Il fut conduit de Vincennes hors du royaume avec décence, mais le cri public protesta pour lui. Il se cacha sur le continent; il osa reparaître deux fois à Londres, où il conféra avec ses partisans le duc de Beaufort, lord Somerset, le comte Westmoreland. Il rentra à Liége et y vécut obscur et immobile, avec la fille d'un serviteur dévoué de son père, miss Clémentine Walkmischaw, qu'il avait ramenée d'Écosse où elle s'était attachée à lui. Elle passait pour sa femme légitime, portait son nom, et avait une fille de lui que nous retrouverons bientôt modèle de son sexe. Ses amis murmurèrent et le sommèrent de renvoyer miss Clémentine, infidèle, disaient-ils, à sa cause. Il s'y refusa avec énergie; mais, quelque temps après, elle quitta elle-même le prince, sous prétexte de mettre sa fille au couvent à Paris. Ce coup lui fut terrible: l'abandon de ce qui vous a aimé dans le malheur est le pire des malheurs. Il le sentit trop; il chercha sa consolation dans le sommeil de ses facultés, et il se fit une habitude de l'ivresse, oubli volontaire du sort.
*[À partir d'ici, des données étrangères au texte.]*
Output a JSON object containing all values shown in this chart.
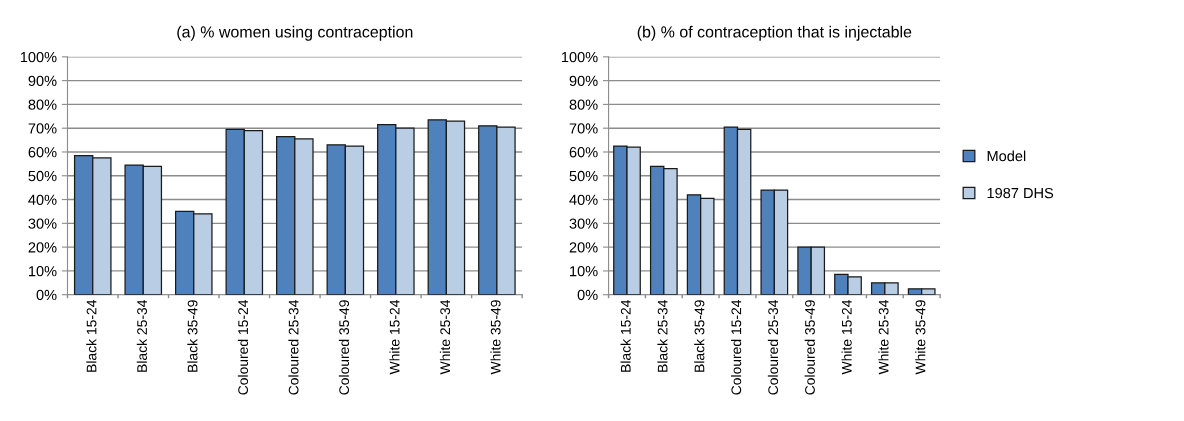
{
  "chart_data": [
    {
      "type": "bar",
      "title": "(a) % women using contraception",
      "categories": [
        "Black 15-24",
        "Black 25-34",
        "Black 35-49",
        "Coloured 15-24",
        "Coloured 25-34",
        "Coloured 35-49",
        "White 15-24",
        "White 25-34",
        "White 35-49"
      ],
      "series": [
        {
          "color": "#4f81bd",
          "values": [
            58.5,
            54.5,
            35,
            69.5,
            66.5,
            63,
            71.5,
            73.5,
            71
          ]
        },
        {
          "color": "#b9cde5",
          "values": [
            57.5,
            54,
            34,
            69,
            65.5,
            62.5,
            70,
            73,
            70.5
          ]
        }
      ],
      "ylim": [
        0,
        100
      ],
      "yticks": [
        {
          "value": 0,
          "label": "0%"
        },
        {
          "value": 10,
          "label": "10%"
        },
        {
          "value": 20,
          "label": "20%"
        },
        {
          "value": 30,
          "label": "30%"
        },
        {
          "value": 40,
          "label": "40%"
        },
        {
          "value": 50,
          "label": "50%"
        },
        {
          "value": 60,
          "label": "60%"
        },
        {
          "value": 70,
          "label": "70%"
        },
        {
          "value": 80,
          "label": "80%"
        },
        {
          "value": 90,
          "label": "90%"
        },
        {
          "value": 100,
          "label": "100%"
        }
      ],
      "grid": "y"
    },
    {
      "type": "bar",
      "title": "(b) % of contraception that is injectable",
      "categories": [
        "Black 15-24",
        "Black 25-34",
        "Black 35-49",
        "Coloured 15-24",
        "Coloured 25-34",
        "Coloured 35-49",
        "White 15-24",
        "White 25-34",
        "White 35-49"
      ],
      "series": [
        {
          "name": "Model",
          "color": "#4f81bd",
          "values": [
            62.5,
            54,
            42,
            70.5,
            44,
            20,
            8.5,
            5,
            2.5
          ]
        },
        {
          "name": "1987 DHS",
          "color": "#b9cde5",
          "values": [
            62,
            53,
            40.5,
            69.5,
            44,
            20,
            7.5,
            5,
            2.5
          ]
        }
      ],
      "ylim": [
        0,
        100
      ],
      "yticks": [
        {
          "value": 0,
          "label": "0%"
        },
        {
          "value": 10,
          "label": "10%"
        },
        {
          "value": 20,
          "label": "20%"
        },
        {
          "value": 30,
          "label": "30%"
        },
        {
          "value": 40,
          "label": "40%"
        },
        {
          "value": 50,
          "label": "50%"
        },
        {
          "value": 60,
          "label": "60%"
        },
        {
          "value": 70,
          "label": "70%"
        },
        {
          "value": 80,
          "label": "80%"
        },
        {
          "value": 90,
          "label": "90%"
        },
        {
          "value": 100,
          "label": "100%"
        }
      ],
      "grid": "y",
      "legend": "right"
    }
  ]
}
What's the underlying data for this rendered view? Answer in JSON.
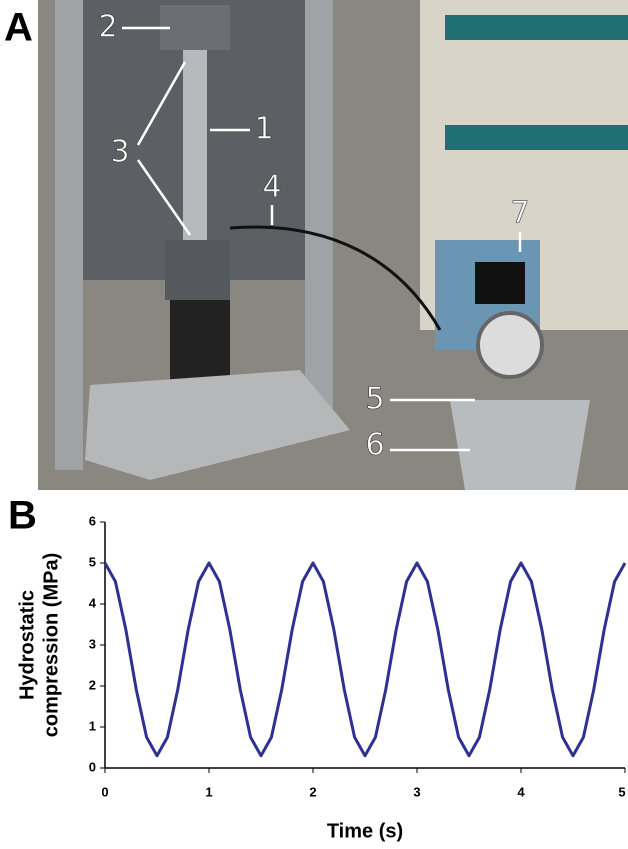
{
  "figure": {
    "panel_labels": [
      "A",
      "B"
    ],
    "photo_callouts": [
      "1",
      "2",
      "3",
      "4",
      "5",
      "6",
      "7"
    ]
  },
  "chart_data": {
    "type": "line",
    "xlabel": "Time (s)",
    "ylabel": [
      "Hydrostatic",
      "compression (MPa)"
    ],
    "x": [
      0,
      0.1,
      0.2,
      0.3,
      0.4,
      0.5,
      0.6,
      0.7,
      0.8,
      0.9,
      1,
      1.1,
      1.2,
      1.3,
      1.4,
      1.5,
      1.6,
      1.7,
      1.8,
      1.9,
      2,
      2.1,
      2.2,
      2.3,
      2.4,
      2.5,
      2.6,
      2.7,
      2.8,
      2.9,
      3,
      3.1,
      3.2,
      3.3,
      3.4,
      3.5,
      3.6,
      3.7,
      3.8,
      3.9,
      4,
      4.1,
      4.2,
      4.3,
      4.4,
      4.5,
      4.6,
      4.7,
      4.8,
      4.9,
      5
    ],
    "values": [
      5,
      4.55,
      3.38,
      1.92,
      0.75,
      0.3,
      0.75,
      1.92,
      3.38,
      4.55,
      5,
      4.55,
      3.38,
      1.92,
      0.75,
      0.3,
      0.75,
      1.92,
      3.38,
      4.55,
      5,
      4.55,
      3.38,
      1.92,
      0.75,
      0.3,
      0.75,
      1.92,
      3.38,
      4.55,
      5,
      4.55,
      3.38,
      1.92,
      0.75,
      0.3,
      0.75,
      1.92,
      3.38,
      4.55,
      5,
      4.55,
      3.38,
      1.92,
      0.75,
      0.3,
      0.75,
      1.92,
      3.38,
      4.55,
      5
    ],
    "color": "#2e3192",
    "xlim": [
      0,
      5
    ],
    "ylim": [
      0,
      6
    ],
    "xticks": [
      0,
      1,
      2,
      3,
      4,
      5
    ],
    "yticks": [
      0,
      1,
      2,
      3,
      4,
      5,
      6
    ],
    "grid": false
  }
}
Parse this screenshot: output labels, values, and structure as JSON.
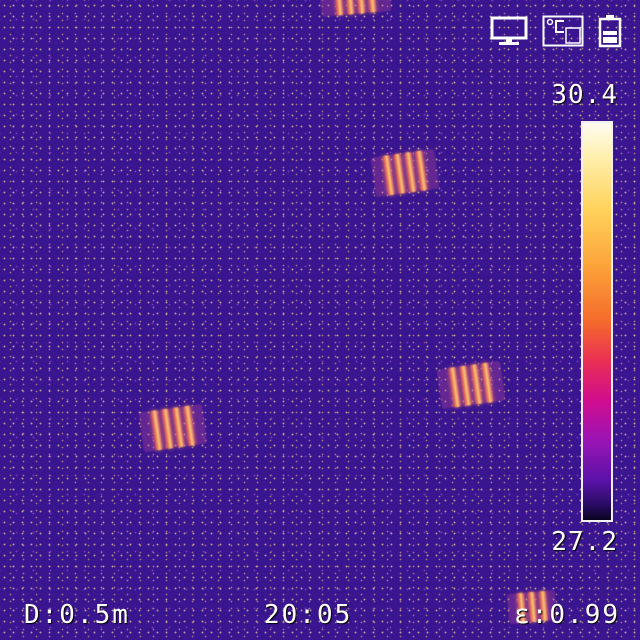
{
  "status_bar": {
    "icons": [
      "monitor-icon",
      "temperature-unit-icon",
      "battery-icon"
    ]
  },
  "temperature_scale": {
    "max": "30.4",
    "min": "27.2",
    "palette": "ironbow",
    "colors": {
      "hot": "#fffbf2",
      "warm": "#fca33a",
      "mid": "#d00c8e",
      "cool": "#5a12a8",
      "cold": "#0a0420"
    }
  },
  "thermal_view": {
    "background_color": "#3a1590",
    "hotspot_color": "#f4a35a"
  },
  "footer": {
    "distance": "D:0.5m",
    "time": "20:05",
    "emissivity": "ε:0.99"
  }
}
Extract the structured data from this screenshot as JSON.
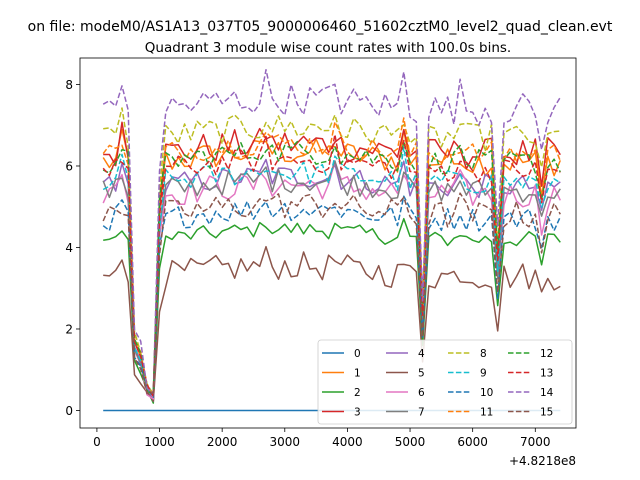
{
  "chart_data": {
    "type": "line",
    "suptitle": "on file: modeM0/AS1A13_037T05_9000006460_51602cztM0_level2_quad_clean.evt",
    "title": "Quadrant 3 module wise count rates with 100.0s bins.",
    "xlabel": "",
    "ylabel": "",
    "x_offset_label": "+4.8218e8",
    "xlim": [
      -270,
      7650
    ],
    "ylim": [
      -0.43,
      8.65
    ],
    "xticks": [
      0,
      1000,
      2000,
      3000,
      4000,
      5000,
      6000,
      7000
    ],
    "yticks": [
      0,
      2,
      4,
      6,
      8
    ],
    "x": [
      100,
      200,
      300,
      400,
      500,
      600,
      700,
      800,
      900,
      1000,
      1100,
      1200,
      1300,
      1400,
      1500,
      1600,
      1700,
      1800,
      1900,
      2000,
      2100,
      2200,
      2300,
      2400,
      2500,
      2600,
      2700,
      2800,
      2900,
      3000,
      3100,
      3200,
      3300,
      3400,
      3500,
      3600,
      3700,
      3800,
      3900,
      4000,
      4100,
      4200,
      4300,
      4400,
      4500,
      4600,
      4700,
      4800,
      4900,
      5000,
      5100,
      5200,
      5300,
      5400,
      5500,
      5600,
      5700,
      5800,
      5900,
      6000,
      6100,
      6200,
      6300,
      6400,
      6500,
      6600,
      6700,
      6800,
      6900,
      7000,
      7100,
      7200,
      7300,
      7400
    ],
    "legend": {
      "position": "lower-right",
      "columns": 4
    },
    "series": [
      {
        "name": "0",
        "color": "#1f77b4",
        "dash": "solid",
        "base": 0.0,
        "amp": 0.0
      },
      {
        "name": "1",
        "color": "#ff7f0e",
        "dash": "solid",
        "base": 6.1,
        "amp": 0.35
      },
      {
        "name": "2",
        "color": "#2ca02c",
        "dash": "solid",
        "base": 4.2,
        "amp": 0.2
      },
      {
        "name": "3",
        "color": "#d62728",
        "dash": "solid",
        "base": 6.3,
        "amp": 0.4
      },
      {
        "name": "4",
        "color": "#9467bd",
        "dash": "solid",
        "base": 5.5,
        "amp": 0.3
      },
      {
        "name": "5",
        "color": "#8c564b",
        "dash": "solid",
        "base": 3.3,
        "amp": 0.35
      },
      {
        "name": "6",
        "color": "#e377c2",
        "dash": "solid",
        "base": 5.3,
        "amp": 0.35
      },
      {
        "name": "7",
        "color": "#7f7f7f",
        "dash": "solid",
        "base": 5.4,
        "amp": 0.3
      },
      {
        "name": "8",
        "color": "#bcbd22",
        "dash": "dashed",
        "base": 6.7,
        "amp": 0.35
      },
      {
        "name": "9",
        "color": "#17becf",
        "dash": "dashed",
        "base": 5.6,
        "amp": 0.3
      },
      {
        "name": "10",
        "color": "#1f77b4",
        "dash": "dashed",
        "base": 4.7,
        "amp": 0.3
      },
      {
        "name": "11",
        "color": "#ff7f0e",
        "dash": "dashed",
        "base": 6.3,
        "amp": 0.3
      },
      {
        "name": "12",
        "color": "#2ca02c",
        "dash": "dashed",
        "base": 6.1,
        "amp": 0.3
      },
      {
        "name": "13",
        "color": "#d62728",
        "dash": "dashed",
        "base": 5.9,
        "amp": 0.3
      },
      {
        "name": "14",
        "color": "#9467bd",
        "dash": "dashed",
        "base": 7.4,
        "amp": 0.4
      },
      {
        "name": "15",
        "color": "#8c564b",
        "dash": "dashed",
        "base": 4.8,
        "amp": 0.35
      }
    ],
    "features": {
      "dips": [
        {
          "x": 600,
          "factor": 0.28
        },
        {
          "x": 700,
          "factor": 0.22
        },
        {
          "x": 800,
          "factor": 0.06
        },
        {
          "x": 900,
          "factor": 0.03
        },
        {
          "x": 1000,
          "factor": 0.82
        },
        {
          "x": 5200,
          "factor": 0.38
        },
        {
          "x": 6400,
          "factor": 0.62
        },
        {
          "x": 7100,
          "factor": 0.85
        }
      ],
      "spikes": [
        {
          "x": 400,
          "factor": 1.07
        },
        {
          "x": 4900,
          "factor": 1.1
        },
        {
          "x": 5800,
          "factor": 1.05
        },
        {
          "x": 2700,
          "factor": 1.05
        },
        {
          "x": 3800,
          "factor": 1.06
        }
      ]
    }
  }
}
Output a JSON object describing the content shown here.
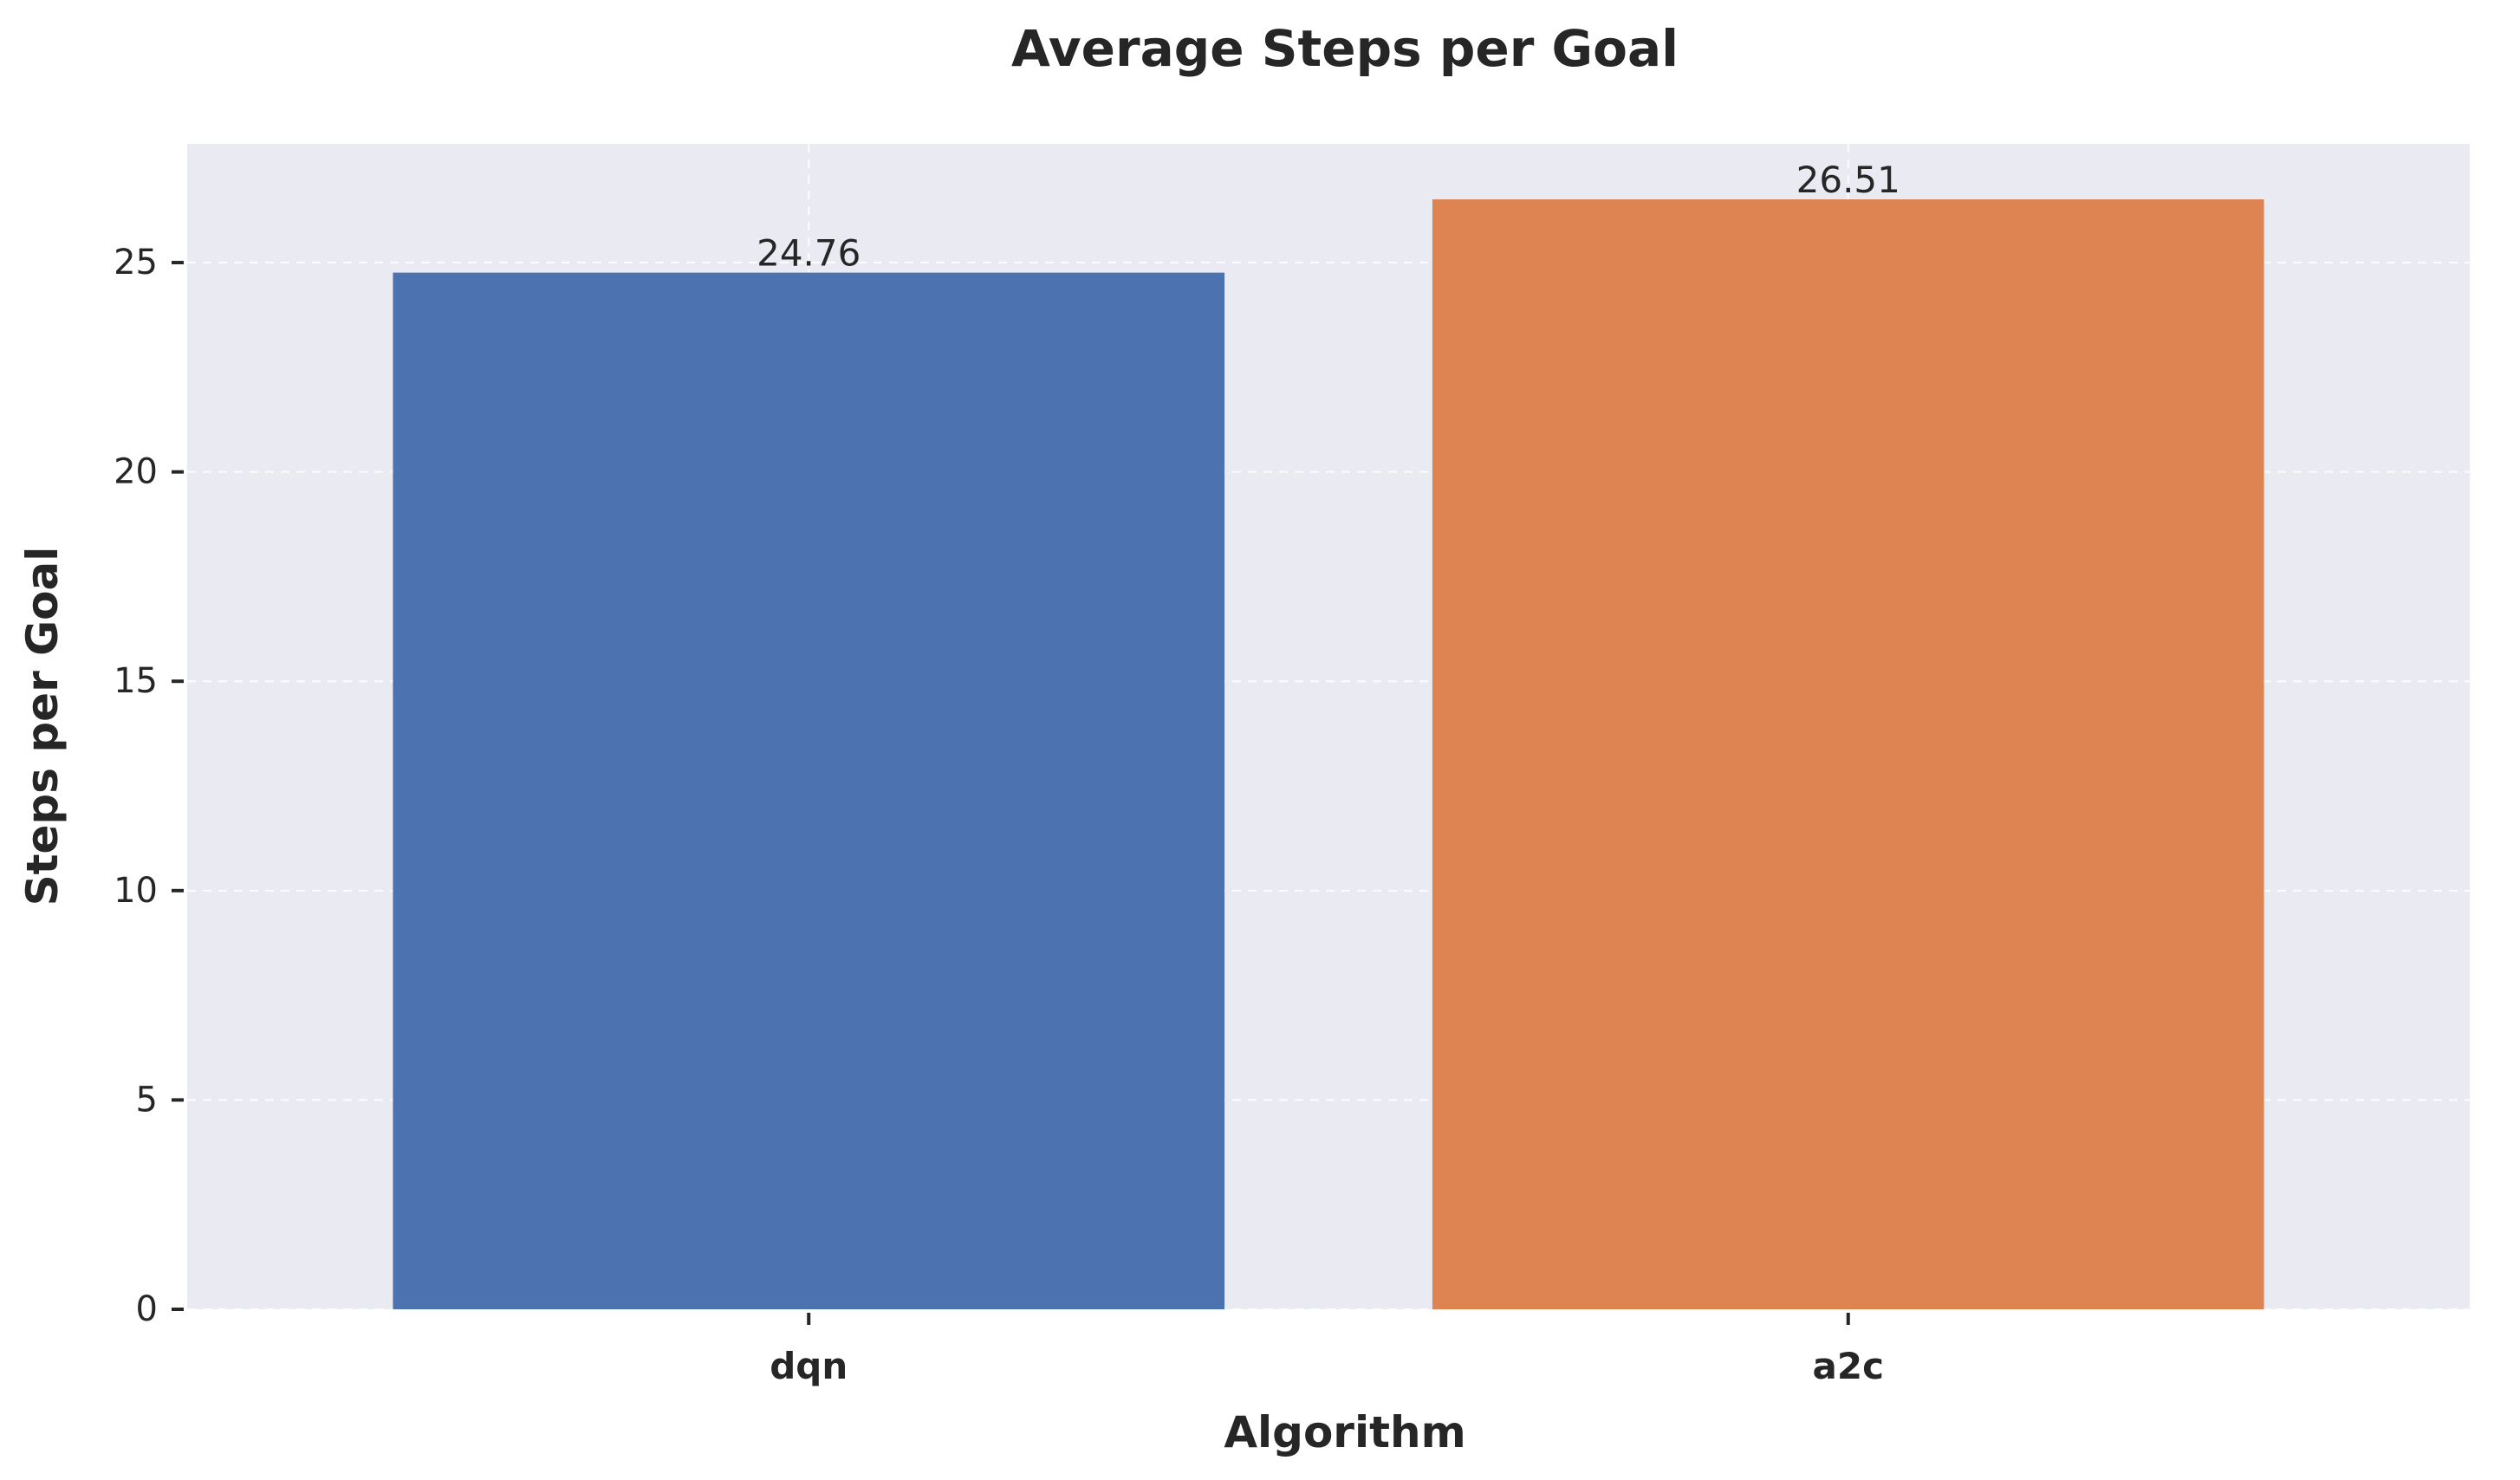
{
  "chart_data": {
    "type": "bar",
    "title": "Average Steps per Goal",
    "xlabel": "Algorithm",
    "ylabel": "Steps per Goal",
    "categories": [
      "dqn",
      "a2c"
    ],
    "values": [
      24.76,
      26.51
    ],
    "data_labels": [
      "24.76",
      "26.51"
    ],
    "colors": [
      "#4c72b0",
      "#dd8452"
    ],
    "ylim": [
      0,
      27.836
    ],
    "yticks": [
      0,
      5,
      10,
      15,
      20,
      25
    ],
    "ytick_labels": [
      "0",
      "5",
      "10",
      "15",
      "20",
      "25"
    ],
    "grid": true,
    "legend": "none",
    "style": {
      "plot_background": "#eaeaf2",
      "grid_color": "#ffffff",
      "text_color": "#262626"
    }
  }
}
Ce fut alors que la cour de France, lasse de l'oublier totalement, songea à réveiller dans ce sang des Stuarts une rivalité toujours possible au sang ennemi des Stuarts en donnant des héritiers à Charles-Édouard. M. de Reumont, son biographe, prend trop à la lettre les imputations alors prématurées des ambassadeurs d'Angleterre contre les moeurs de ce prince.